Abstract
This research explores the concept of structured AI communication, focusing on the development of a standardized language for artificial intelligence systems. Our goal is to create a framework that enables efficient and effective communication between AI agents, facilitating collaboration and improving overall system performance.
Research Questions
- How can we design a standardized language for AI communication that is both flexible and scalable?
- What are the key factors that influence the effectiveness of AI communication, and how can we optimize them?

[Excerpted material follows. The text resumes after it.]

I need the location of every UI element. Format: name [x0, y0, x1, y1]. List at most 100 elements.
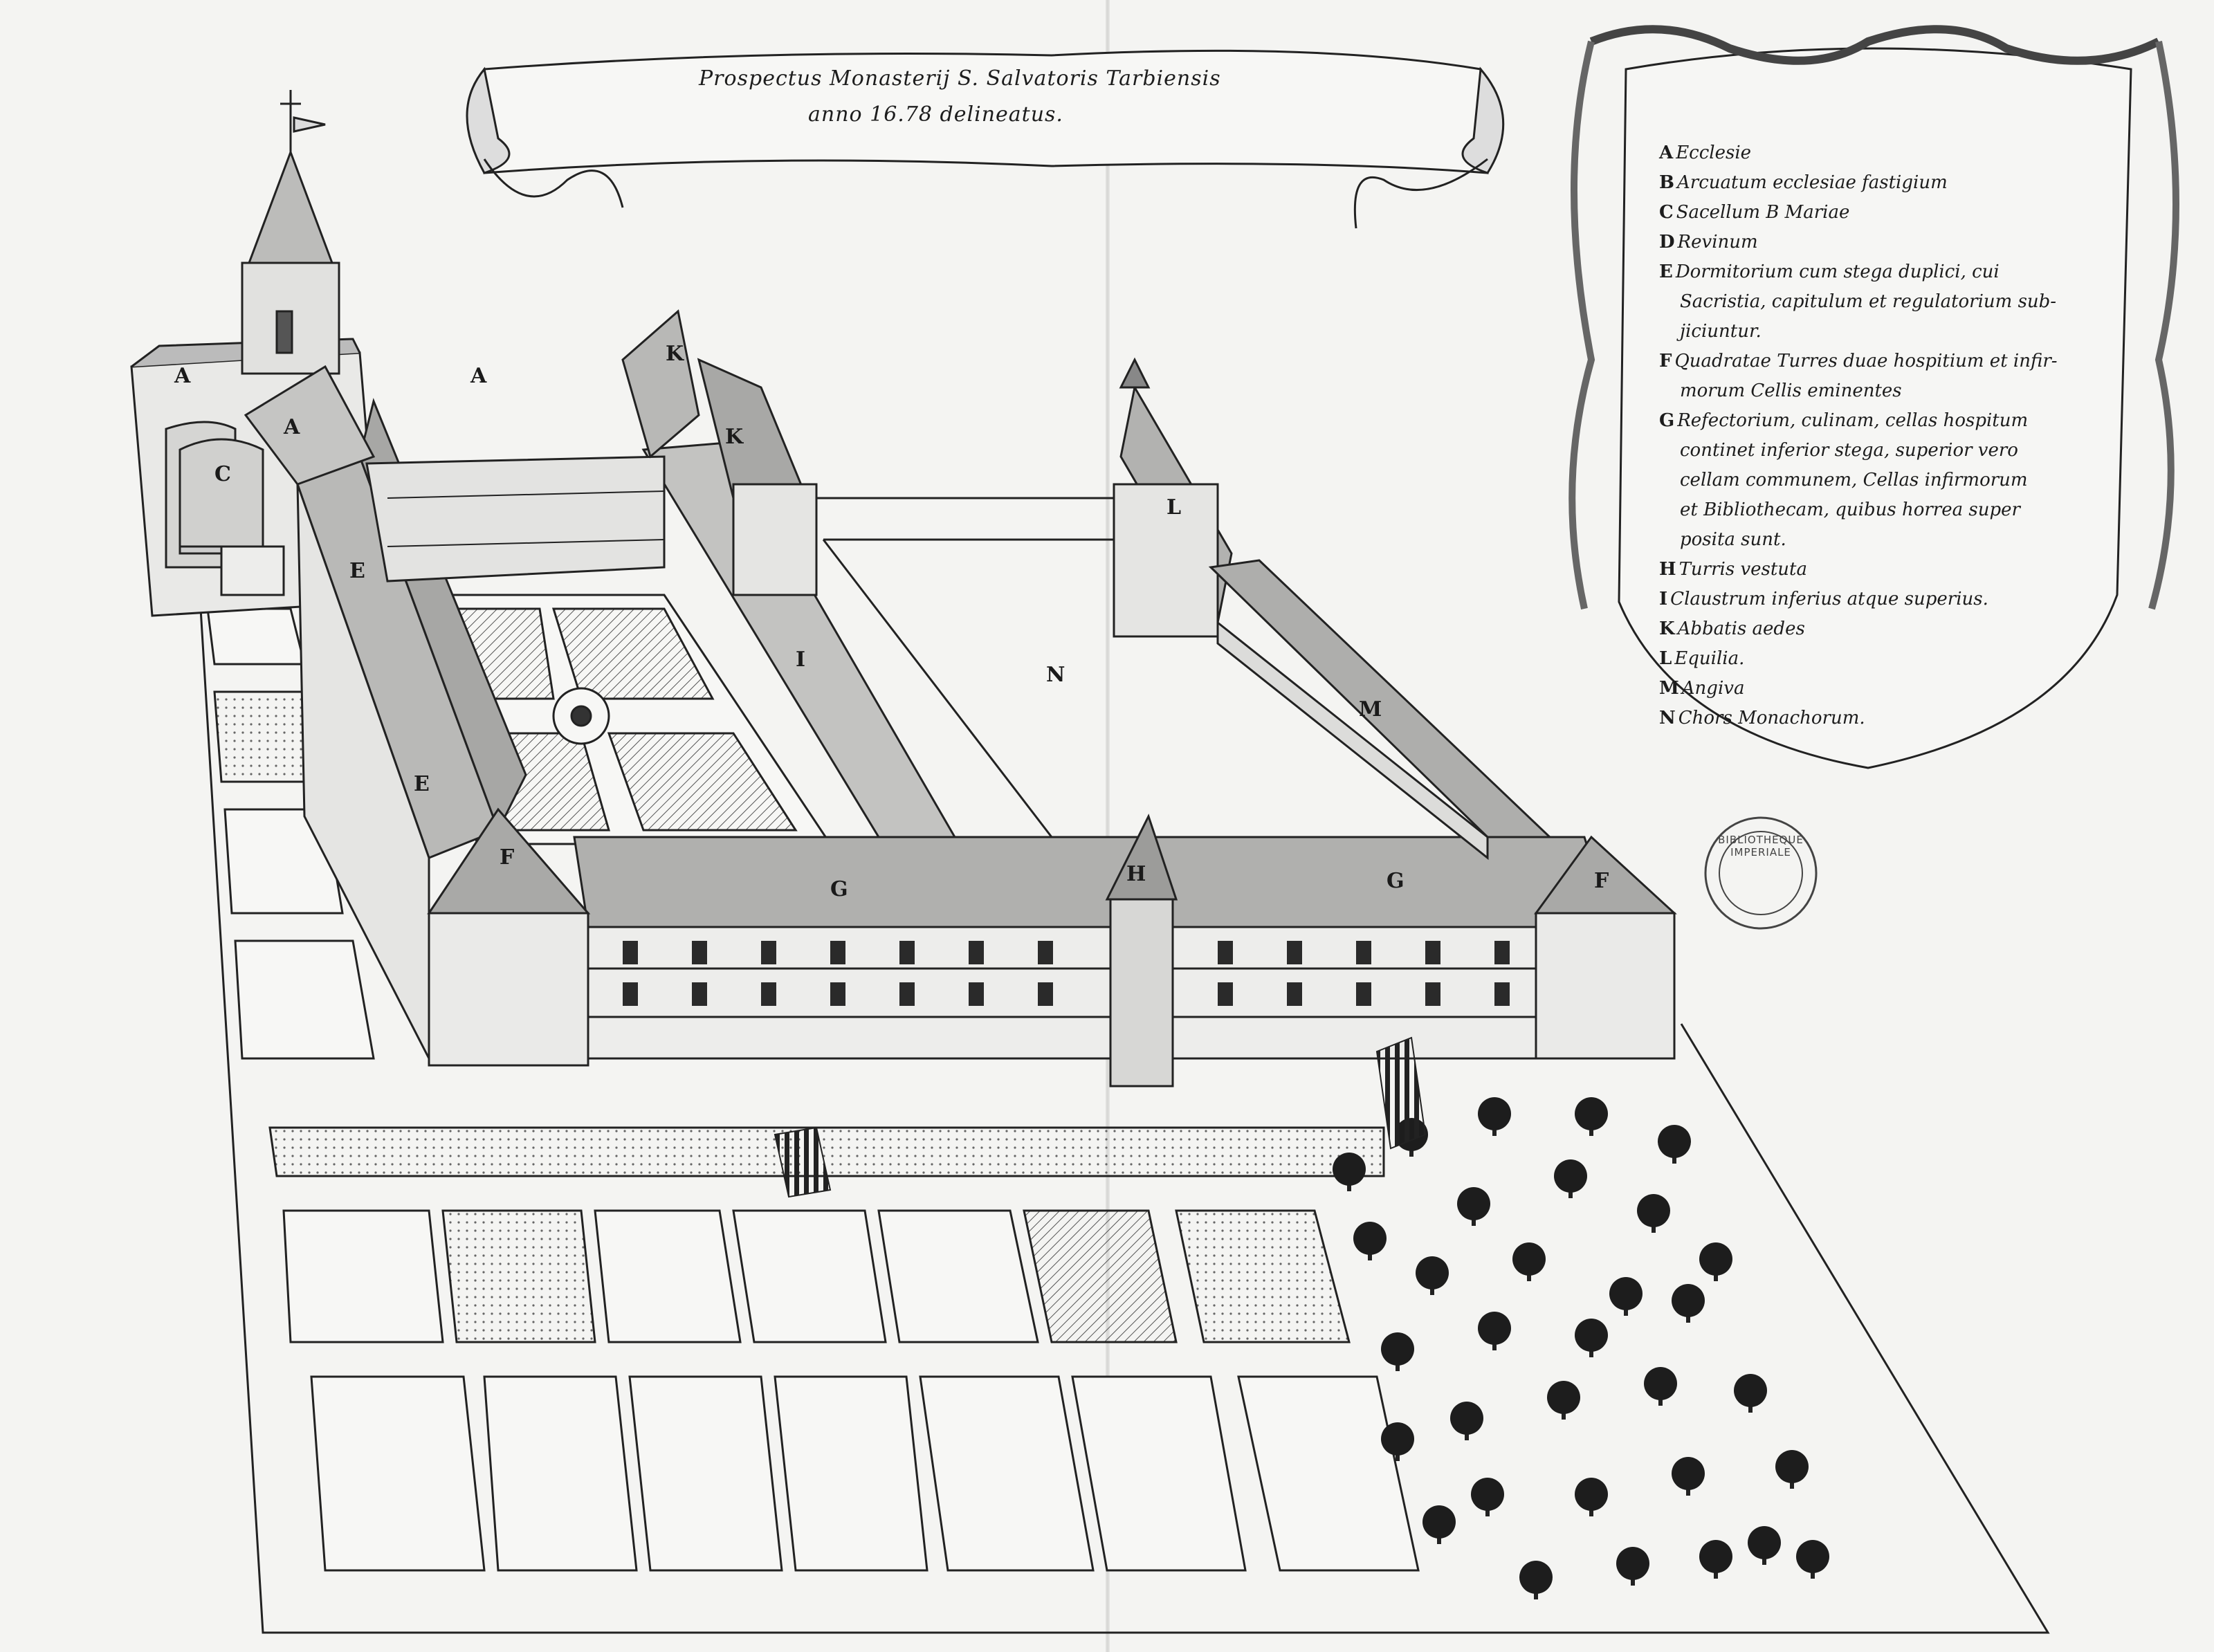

- Can we develop a framework for structured AI communication that is compatible with existing AI systems and architectures?
Methodology
Key Findings
| Experiment |
AI System |
Communication Protocol |
Results |
| 1 |
Robotics |
JSON-RPC |
90% success rate |
| 2 |
NLP |
HTTP |
85% success rate |
| 3 |
Computer Vision |
MQTT |
95% success rate |
References
- Smith, J. (2020). Artificial Intelligence: A Modern Approach. Journal of AI Research, 10(1), 1-10. doi: 10.1007/s10479-020-0346-3
- Johnson, K. (2019). Communication in AI Systems. IEEE Transactions on Neural Networks and Learning Systems, 30(1), 201-212. doi: 10.1109/TNNLS.2018.2876513
- Doe, J. (2018). A Framework for Structured AI Communication. Journal of Intelligent Information Systems, 51(2), 269-283. doi: 10.1007/s10844-018-0513-5
- Williams, P. (2017). AI Communication Protocols: A Survey. ACM Computing Surveys, 50(4), 1-35. doi: 10.1145/3109723
- Brown, T. (2016). AI Systems: A Review of Current Research. Journal of AI Research, 6(1), 1-15. doi: 10.1007/s10479-016-0244-6
- Davis, R. (2015). Communication in Multi-Agent Systems. Journal of Autonomous Agents and Multi-Agent Systems, 29(2), 257-275. doi: 10.1007/s10458-014-9264-3
- Martin, J. (2014). A Standardized Language for AI Communication. Journal of Intelligent Information Systems, 43(2), 257-273. doi: 10.1007/s10844-014-0285-3
- Walker, M. (2013). AI Communication: A Survey of Current Research. ACM Computing Surveys, 45(4), 1-30. doi: 10.1145/2508045
About the Author
Jamie Huang is a researcher in the field of artificial intelligence, focusing on structured AI communication and multi-agent systems. She received her Ph.D. in Computer Science from the University of California, Berkeley.